EU's Ashton and Iran FM Zarif 370.
(photo credit: REUTERS)
GENEVA - World powers resumed efforts to clinch a preliminary deal to curb Iran's nuclear program at talks in Geneva on Wednesday, with Russia and Britain confident that agreement can be reached.
Seeking to end a long standoff and head off the risk of a wider Middle East war, the United States, Russia, China, France, Britain and Germany came close to winning concessions from Iran on its nuclear work in return for some sanctions relief at negotiations earlier this month.
Policymakers from the six have since said that an interim accord on confidence-building steps could finally be within reach, despite warnings from diplomats that differences remain and could still prevent an agreement.
British Foreign Secretary William Hague said the remaining differences are narrow and a historic deal is within reach.
"It is the best chance for a long time to make progress on one of the gravest problems in foreign policy," Hague told a news conference during a visit to Istanbul.
Russian Foreign Minister Sergei Lavrov said earlier: "We hope the efforts that are being made will be crowned with success at the meeting that opens today in Geneva."
Iranian Supreme Leader Ayatollah Ali Khamenei said Tehran would not step back from its nuclear rights
and he had set "red lines" for his negotiators in Geneva. But Tehran wanted friendly ties with all countries.
"We want to have friendly relations with all nations and peoples. The Islamic system isn't even hostile to the nation of America, although with regards to Iran and the Islamic system, the American government is arrogant, malicious and vindictive," Khamenei said, according to his official website.
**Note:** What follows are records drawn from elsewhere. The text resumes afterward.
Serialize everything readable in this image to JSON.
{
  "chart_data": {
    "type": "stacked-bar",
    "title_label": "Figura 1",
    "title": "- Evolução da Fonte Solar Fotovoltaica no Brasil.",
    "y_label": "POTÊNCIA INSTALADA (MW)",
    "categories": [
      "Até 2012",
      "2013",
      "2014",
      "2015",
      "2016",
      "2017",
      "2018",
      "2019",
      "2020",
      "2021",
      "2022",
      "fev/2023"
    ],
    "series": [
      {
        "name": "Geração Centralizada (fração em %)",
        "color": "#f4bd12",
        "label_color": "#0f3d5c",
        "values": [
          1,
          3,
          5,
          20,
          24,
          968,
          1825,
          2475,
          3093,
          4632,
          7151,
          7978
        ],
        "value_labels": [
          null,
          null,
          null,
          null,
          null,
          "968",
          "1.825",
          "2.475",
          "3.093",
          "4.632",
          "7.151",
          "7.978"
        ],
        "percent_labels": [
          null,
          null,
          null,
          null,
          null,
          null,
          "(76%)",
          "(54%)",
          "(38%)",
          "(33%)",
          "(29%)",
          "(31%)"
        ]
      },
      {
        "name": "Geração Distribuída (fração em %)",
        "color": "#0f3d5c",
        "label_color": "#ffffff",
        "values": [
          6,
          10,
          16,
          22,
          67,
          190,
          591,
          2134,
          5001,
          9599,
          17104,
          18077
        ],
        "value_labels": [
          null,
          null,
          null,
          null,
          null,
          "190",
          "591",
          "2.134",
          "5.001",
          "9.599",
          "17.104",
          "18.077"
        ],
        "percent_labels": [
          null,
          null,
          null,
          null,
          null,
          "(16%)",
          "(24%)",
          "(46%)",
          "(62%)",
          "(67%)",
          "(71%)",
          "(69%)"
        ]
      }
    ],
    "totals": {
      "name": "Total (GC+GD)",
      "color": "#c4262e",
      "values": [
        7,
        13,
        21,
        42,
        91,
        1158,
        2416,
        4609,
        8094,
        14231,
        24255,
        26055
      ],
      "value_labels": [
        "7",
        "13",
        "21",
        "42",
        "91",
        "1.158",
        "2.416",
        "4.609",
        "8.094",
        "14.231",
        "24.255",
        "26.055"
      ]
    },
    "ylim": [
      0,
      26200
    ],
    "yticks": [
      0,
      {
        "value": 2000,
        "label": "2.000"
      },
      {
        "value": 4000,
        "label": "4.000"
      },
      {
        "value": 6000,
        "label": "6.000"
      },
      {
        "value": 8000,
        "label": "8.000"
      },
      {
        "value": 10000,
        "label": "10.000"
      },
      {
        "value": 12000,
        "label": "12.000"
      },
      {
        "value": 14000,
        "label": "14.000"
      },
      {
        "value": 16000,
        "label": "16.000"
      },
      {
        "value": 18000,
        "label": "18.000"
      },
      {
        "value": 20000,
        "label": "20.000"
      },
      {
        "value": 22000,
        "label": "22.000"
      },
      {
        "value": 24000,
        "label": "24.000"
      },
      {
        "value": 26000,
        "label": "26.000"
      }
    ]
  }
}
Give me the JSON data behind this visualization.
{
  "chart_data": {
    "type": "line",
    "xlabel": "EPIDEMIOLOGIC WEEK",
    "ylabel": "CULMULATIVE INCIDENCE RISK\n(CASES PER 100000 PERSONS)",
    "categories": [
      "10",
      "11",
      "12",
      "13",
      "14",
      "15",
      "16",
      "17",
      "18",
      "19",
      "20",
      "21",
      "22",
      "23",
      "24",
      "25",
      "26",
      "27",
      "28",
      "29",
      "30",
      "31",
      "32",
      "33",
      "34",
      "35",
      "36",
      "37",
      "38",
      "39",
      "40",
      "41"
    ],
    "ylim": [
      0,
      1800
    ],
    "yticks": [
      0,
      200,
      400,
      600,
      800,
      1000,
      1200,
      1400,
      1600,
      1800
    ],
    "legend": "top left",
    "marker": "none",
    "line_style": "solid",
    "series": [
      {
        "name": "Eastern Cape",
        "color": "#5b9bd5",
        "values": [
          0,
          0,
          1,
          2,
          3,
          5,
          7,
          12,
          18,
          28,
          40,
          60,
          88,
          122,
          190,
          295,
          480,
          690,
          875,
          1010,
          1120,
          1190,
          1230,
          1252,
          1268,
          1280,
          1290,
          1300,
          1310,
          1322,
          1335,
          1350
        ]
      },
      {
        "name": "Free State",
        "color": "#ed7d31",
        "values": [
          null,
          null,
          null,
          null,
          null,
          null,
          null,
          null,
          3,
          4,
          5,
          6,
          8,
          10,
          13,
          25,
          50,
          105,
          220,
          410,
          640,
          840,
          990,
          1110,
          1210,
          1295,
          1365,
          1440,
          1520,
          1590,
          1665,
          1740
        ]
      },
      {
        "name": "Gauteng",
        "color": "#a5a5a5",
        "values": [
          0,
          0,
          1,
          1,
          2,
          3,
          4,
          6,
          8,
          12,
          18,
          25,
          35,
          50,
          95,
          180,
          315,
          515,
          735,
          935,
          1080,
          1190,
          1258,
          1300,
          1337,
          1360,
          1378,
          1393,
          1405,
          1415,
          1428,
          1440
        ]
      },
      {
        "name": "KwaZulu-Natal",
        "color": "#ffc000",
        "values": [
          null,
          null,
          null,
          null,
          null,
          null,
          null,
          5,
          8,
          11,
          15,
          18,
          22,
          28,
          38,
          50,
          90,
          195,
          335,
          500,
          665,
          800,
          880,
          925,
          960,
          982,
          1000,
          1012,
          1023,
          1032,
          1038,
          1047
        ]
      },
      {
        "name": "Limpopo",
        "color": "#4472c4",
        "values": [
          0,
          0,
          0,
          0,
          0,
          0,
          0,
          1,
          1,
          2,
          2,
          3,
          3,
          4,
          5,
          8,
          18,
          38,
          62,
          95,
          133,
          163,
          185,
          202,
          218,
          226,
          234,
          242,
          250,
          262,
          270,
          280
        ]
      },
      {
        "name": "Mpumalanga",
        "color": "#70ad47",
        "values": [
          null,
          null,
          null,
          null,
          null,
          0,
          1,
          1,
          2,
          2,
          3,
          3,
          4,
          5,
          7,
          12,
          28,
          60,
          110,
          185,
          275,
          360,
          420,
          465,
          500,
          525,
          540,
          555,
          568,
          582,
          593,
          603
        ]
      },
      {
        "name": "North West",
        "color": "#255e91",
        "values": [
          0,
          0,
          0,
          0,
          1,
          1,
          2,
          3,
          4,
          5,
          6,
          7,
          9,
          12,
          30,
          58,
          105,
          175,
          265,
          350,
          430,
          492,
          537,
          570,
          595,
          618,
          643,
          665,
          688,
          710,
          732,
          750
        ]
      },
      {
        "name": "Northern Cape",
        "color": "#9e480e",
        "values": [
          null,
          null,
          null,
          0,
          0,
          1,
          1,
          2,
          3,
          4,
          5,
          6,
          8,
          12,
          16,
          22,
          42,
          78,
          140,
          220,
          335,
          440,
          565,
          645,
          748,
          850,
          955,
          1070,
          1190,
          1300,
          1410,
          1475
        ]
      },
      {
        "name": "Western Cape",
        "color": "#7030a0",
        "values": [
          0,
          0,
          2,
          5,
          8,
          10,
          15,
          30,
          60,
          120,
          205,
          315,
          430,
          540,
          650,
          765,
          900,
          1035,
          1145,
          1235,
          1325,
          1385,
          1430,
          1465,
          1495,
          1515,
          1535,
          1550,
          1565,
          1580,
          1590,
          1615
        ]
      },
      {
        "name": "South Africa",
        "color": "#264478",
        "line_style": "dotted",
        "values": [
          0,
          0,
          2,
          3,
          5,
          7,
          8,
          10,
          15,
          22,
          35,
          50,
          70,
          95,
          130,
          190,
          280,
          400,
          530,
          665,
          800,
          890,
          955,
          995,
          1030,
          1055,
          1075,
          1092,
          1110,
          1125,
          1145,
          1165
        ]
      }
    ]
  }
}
Khamenei also criticized France, which had spoken against the deal as proposed earlier, for "succumbing to the United States" and "kneeling before the Israeli regime". France said the comments were unacceptable.
Prime Minister Binyamin Netanyahu flew to Russia on Wednesday
to appeal for tougher terms in any accord with Iran after failing to convince the United States that world powers are pursuing a bad deal.
Israel sees a nuclear-armed Iran as a mortal threat and wants its uranium enrichment capabilities dismantled and its enriched uranium removed.The last meeting with the six powers
stumbled over Iran's insistence that its "right" to enrich uranium be recognized, and disagreement over its work on a heavy-water reactor near Arak, which could yield plutonium for atomic bombs once it becomes operational.
Iranian Foreign Minister Mohammad Javad Zarif has since indicated a way around the first sticking point, saying Tehran has the right to refine uranium but is not insisting others recognize that right.A UN report last week
showed Iran had stopped expanding its enrichment of uranium and had not added major new components at Arak since August, when moderate Hassan Rouhani replaced hardliner Mahmoud Ahmadinejad as president.
Nuclear analyst Ali Vaez of the International Crisis Group think-tank said the "body language" showed that the sides were ready for a deal, pointing to Iran slowing its nuclear push and Washington refraining, so far, from imposing more sanctions.
"(They) have demonstrated that they are looking to transform stumbling blocks into stepping stones," Vaez said.